"Hey Eliphaz, I'm depressed, scratching between my boils with a shard of broken pottery"
"No worries, I'll tell you you're sinful in a poem off the top of my head."
*cue the harp here*
"Did this really happen, or is it just some kind of crazy metaphor?" I asked. I guess it makes more sense to believe that there was a guy named Job who's life stunk for awhile than to believe that God would become a man to save the people that would kill him. I believe the latter of the two. It makes sense to believe the former.
So then the fourth time (this morning) I remembered that Job's friends weren't really any help to him, or so it's been said to me. But as far as I could gather, everything they were telling him was true; he just knew it already, and expressed as much. So Job spent 40 chapters whining about how righteous he was, how he was being punished for no reason, and on and on and on and on.

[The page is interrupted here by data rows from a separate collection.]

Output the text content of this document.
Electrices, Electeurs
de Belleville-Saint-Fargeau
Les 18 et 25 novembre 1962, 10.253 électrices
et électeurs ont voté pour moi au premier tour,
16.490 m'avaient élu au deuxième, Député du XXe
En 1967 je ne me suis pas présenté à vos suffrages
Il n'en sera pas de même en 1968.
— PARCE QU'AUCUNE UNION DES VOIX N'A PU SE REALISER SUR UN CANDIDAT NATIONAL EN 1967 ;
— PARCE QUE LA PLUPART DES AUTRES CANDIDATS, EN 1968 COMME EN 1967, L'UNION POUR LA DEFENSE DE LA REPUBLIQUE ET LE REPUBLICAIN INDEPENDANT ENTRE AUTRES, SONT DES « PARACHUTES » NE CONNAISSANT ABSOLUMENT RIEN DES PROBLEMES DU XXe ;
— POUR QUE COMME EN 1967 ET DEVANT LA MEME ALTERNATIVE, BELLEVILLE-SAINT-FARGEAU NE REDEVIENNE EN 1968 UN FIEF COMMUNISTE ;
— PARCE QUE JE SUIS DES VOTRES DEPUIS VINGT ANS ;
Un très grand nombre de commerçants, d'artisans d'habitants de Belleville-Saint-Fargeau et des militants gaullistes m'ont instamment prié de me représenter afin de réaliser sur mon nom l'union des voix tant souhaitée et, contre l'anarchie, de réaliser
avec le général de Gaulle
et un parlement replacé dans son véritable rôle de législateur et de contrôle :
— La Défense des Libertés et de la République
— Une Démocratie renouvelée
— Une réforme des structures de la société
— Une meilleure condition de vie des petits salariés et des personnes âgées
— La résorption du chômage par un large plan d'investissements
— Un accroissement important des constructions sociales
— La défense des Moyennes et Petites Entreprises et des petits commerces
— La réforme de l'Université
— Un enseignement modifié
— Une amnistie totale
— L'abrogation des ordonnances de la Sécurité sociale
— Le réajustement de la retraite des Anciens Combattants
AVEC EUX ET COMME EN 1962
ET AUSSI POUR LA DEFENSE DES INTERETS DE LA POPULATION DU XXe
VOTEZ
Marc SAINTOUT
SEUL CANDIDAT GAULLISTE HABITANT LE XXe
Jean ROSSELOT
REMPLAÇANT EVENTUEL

I wanted to play Eliphaz and be like "DUDE. You self-righteous, arrogant, whining little boy. SHUT. UP. Yes. Everyone's dead, but you shook that one off like a champ. Yes, you hurt. But you crying about it isn't going to solve anything."
While I am only about halfway through Job, the little booger is irritating me. I'm gonna be excited when God shows up, rocks his world, and puts Job back in his place.
I say this knowing that we all whine every now and again. I feel like I've been whining my whole life. We even whine when our friends try to help, but we don't want to hear it because all we know is our own pain. While many of us don't get the fireworks that Job does, I know I could use one when I whine about my life. Especially because I have a job, a place to live, food to eat, friends and family that love me, a church to attend that isn't in danger of getting torched, five quilts on my bed, and an air purifier on top of my dresser.
So I'll fight through Job. It'll probably still confuse me, but it seems I take something different from it every time.